GENEL KURUL KONUŞMASI
Konu: (10/1428, 2953, 3030, 3049, 3330, 3757, 4665, 4850, 5742, 5743, 5980, 5981, 5982, 5983, 5984, 5985, 5986, 5987, 5988, 5989, 5990, 5991, 5992, 5993, 5994, 5995, 5996, 5997, 5998, 5999) No.lu Yaşlıların Hayatın Çeşitli Alanlarında Yaşadıkları Sorunların Araştırılarak Alınması Gereken Tedbirlerin Belirlenmesi Amacıyla Bir Meclis Araştırması Açılmasına İlişkin Önergelerin Ön Görüşmeleri münasebetiyle
Yasama Yılı:5
Birleşim:86
Tarih:26.04.2022

İYİ PARTİ GRUBU ADINA ARSLAN KABUKCUOĞLU (Eskişehir) - Teşekkür ederim Sayın Başkanım.

Pençe-Kilit Harekâtı'nda şehit düşen kahramanlarımıza Allah'tan rahmet dileyerek sözlerime başlıyorum.

Yaşlıların hayatın çeşitli alanlarında yaşadıkları sorunların araştırılarak alınması gereken tedbirlerin belirlenmesi amacıyla bir Meclis araştırması yapılmasına dair İYİ Parti Grubumuz adına söz almış bulunuyorum. Yüce Meclisi saygıyla selamlarım.
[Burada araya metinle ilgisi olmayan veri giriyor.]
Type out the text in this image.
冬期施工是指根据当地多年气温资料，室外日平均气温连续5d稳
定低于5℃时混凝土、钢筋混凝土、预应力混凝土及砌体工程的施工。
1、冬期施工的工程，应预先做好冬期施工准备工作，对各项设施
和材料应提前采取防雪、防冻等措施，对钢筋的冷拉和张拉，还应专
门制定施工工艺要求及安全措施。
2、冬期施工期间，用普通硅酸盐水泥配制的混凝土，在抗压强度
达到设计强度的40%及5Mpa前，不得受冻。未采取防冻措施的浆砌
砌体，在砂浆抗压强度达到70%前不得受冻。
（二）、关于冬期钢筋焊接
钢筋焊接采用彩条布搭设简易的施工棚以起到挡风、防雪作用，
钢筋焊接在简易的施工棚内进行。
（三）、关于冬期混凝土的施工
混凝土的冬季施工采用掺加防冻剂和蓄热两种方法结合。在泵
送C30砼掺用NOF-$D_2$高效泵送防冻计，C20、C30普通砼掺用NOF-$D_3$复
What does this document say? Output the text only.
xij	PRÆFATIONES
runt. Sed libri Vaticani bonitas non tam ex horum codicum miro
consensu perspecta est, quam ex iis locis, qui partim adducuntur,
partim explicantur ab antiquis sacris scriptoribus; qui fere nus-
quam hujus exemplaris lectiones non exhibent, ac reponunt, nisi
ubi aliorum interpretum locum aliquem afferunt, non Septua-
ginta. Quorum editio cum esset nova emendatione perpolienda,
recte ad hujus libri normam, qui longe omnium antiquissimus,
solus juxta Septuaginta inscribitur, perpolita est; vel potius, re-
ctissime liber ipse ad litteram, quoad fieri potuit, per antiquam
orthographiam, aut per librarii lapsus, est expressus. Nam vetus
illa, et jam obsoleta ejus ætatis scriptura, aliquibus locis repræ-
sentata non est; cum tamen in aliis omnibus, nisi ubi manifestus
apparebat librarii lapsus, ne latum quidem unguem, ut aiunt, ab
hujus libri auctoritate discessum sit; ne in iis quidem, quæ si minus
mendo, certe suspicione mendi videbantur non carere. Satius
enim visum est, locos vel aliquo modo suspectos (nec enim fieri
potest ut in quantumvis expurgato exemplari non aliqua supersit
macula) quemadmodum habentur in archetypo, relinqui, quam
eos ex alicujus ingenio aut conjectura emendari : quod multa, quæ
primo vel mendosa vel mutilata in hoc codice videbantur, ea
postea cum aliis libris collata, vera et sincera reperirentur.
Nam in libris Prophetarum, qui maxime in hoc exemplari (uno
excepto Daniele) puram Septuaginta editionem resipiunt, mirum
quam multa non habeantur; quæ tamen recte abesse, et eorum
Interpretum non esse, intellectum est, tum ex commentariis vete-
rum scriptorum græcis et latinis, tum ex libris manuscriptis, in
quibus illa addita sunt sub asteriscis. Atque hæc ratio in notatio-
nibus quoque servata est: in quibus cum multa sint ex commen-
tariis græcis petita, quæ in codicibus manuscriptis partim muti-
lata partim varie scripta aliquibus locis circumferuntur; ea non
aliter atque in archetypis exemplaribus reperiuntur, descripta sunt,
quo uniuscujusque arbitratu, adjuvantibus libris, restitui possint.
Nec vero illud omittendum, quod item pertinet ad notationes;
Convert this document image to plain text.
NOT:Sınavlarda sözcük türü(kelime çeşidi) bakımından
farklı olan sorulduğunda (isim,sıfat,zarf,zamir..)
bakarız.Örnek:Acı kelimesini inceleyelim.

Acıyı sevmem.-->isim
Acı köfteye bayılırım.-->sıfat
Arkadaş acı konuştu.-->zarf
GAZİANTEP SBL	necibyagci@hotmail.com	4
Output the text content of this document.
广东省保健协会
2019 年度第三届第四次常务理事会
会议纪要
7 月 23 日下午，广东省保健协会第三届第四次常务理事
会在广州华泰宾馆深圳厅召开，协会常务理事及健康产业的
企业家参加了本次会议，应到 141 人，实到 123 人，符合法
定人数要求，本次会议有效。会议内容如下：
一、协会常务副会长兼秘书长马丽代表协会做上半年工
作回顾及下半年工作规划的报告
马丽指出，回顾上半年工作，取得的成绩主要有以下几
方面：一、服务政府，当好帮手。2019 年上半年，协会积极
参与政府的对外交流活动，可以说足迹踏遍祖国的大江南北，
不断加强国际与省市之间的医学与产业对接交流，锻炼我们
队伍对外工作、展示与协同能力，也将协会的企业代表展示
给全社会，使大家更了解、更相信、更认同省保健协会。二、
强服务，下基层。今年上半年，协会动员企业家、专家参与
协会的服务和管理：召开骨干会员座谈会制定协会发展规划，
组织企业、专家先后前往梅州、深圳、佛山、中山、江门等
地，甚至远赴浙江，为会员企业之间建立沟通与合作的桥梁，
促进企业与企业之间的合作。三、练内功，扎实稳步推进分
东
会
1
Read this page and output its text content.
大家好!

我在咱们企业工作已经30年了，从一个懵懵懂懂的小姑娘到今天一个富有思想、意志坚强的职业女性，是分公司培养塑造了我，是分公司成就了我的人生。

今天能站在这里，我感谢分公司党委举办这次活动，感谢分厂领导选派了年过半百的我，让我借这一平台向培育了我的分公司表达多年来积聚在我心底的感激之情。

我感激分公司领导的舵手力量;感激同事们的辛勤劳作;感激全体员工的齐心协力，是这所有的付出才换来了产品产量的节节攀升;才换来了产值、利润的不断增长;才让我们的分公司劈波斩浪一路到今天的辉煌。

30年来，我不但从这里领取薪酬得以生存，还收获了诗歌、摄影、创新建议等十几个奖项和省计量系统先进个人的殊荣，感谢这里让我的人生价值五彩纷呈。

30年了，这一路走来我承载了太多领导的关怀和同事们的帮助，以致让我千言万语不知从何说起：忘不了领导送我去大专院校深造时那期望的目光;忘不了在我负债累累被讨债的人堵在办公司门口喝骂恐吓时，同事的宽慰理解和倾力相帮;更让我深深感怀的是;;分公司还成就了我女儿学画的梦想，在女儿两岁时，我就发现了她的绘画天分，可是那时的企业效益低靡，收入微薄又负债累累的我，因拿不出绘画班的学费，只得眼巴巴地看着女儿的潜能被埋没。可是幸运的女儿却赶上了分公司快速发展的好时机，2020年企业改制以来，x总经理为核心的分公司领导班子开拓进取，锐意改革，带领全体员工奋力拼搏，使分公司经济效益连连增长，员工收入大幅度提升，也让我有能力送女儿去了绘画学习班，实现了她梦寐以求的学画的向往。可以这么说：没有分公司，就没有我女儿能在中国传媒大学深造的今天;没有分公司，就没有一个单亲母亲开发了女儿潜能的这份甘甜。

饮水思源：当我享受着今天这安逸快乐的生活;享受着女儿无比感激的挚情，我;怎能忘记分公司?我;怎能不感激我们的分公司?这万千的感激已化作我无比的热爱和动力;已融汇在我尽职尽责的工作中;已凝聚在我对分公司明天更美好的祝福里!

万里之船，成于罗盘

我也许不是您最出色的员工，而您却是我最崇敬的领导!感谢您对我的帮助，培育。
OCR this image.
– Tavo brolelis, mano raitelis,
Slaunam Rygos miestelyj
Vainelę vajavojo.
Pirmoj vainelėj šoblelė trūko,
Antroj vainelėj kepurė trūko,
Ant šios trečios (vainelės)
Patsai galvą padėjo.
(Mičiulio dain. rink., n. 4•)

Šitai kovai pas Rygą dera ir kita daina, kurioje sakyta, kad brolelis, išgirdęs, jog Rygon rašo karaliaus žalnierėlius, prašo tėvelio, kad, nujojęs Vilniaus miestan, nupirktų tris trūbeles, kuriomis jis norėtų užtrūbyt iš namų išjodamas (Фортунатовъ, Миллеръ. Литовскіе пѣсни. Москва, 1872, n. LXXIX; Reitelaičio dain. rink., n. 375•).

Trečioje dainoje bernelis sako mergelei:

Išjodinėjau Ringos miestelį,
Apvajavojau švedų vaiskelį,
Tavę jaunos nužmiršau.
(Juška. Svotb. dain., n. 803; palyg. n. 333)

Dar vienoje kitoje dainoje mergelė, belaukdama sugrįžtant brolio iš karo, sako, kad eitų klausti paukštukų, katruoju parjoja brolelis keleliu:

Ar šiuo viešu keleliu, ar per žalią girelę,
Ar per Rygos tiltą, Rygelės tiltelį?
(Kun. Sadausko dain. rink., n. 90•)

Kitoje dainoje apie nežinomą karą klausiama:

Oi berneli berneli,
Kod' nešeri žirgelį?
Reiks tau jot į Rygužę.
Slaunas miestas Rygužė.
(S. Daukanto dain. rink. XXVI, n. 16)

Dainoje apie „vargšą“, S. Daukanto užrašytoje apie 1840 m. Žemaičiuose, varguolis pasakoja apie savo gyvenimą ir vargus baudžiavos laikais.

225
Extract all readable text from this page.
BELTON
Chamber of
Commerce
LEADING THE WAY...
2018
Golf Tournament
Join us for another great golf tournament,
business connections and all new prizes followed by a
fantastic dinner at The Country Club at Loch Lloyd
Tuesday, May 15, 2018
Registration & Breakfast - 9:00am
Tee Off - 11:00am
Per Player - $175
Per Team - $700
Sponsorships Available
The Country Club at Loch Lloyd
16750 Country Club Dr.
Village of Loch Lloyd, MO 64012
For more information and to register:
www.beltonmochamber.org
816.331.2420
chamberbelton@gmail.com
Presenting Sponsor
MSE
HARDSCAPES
Yaşlılarımız, ceddimiz dünyaya geldiğimizde bizim hazır bulduğumuz her şeyi sağlamış olan geçmişimizdir. Yaşlılar, insanoğlunun belli bir konforda büyümesini, hayatla bütünleşmesini sağlayan kimselerdir. Yakın çevremizdeki büyüklerimiz ise sahip olduğumuz pek çok şeyi bize kazandıranlardır. Kişi bazında, toplum bazında, ülke bazında yaşlıların ihtiyaçlarının karşılanması bir borcun ödenmesinin, daha da önemlisi insan olma vasfının gereğidir Dinimizde de konuyla ilgili Rûm suresi 54'üncü ayette "Allah sizi güçsüz olarak yaratan, sonra güçsüzlüğün ardından güç veren, sonra gücün ardından bir güçsüzlük ve yaşlılık verendir." buyurulmuştur. Bir hadisişerifte yaşlılara saygı "Küçüklerine merhamet etmeyen, büyüklerine saygı göstermeyen bizden değildir." şeklinde dile getirilmiştir.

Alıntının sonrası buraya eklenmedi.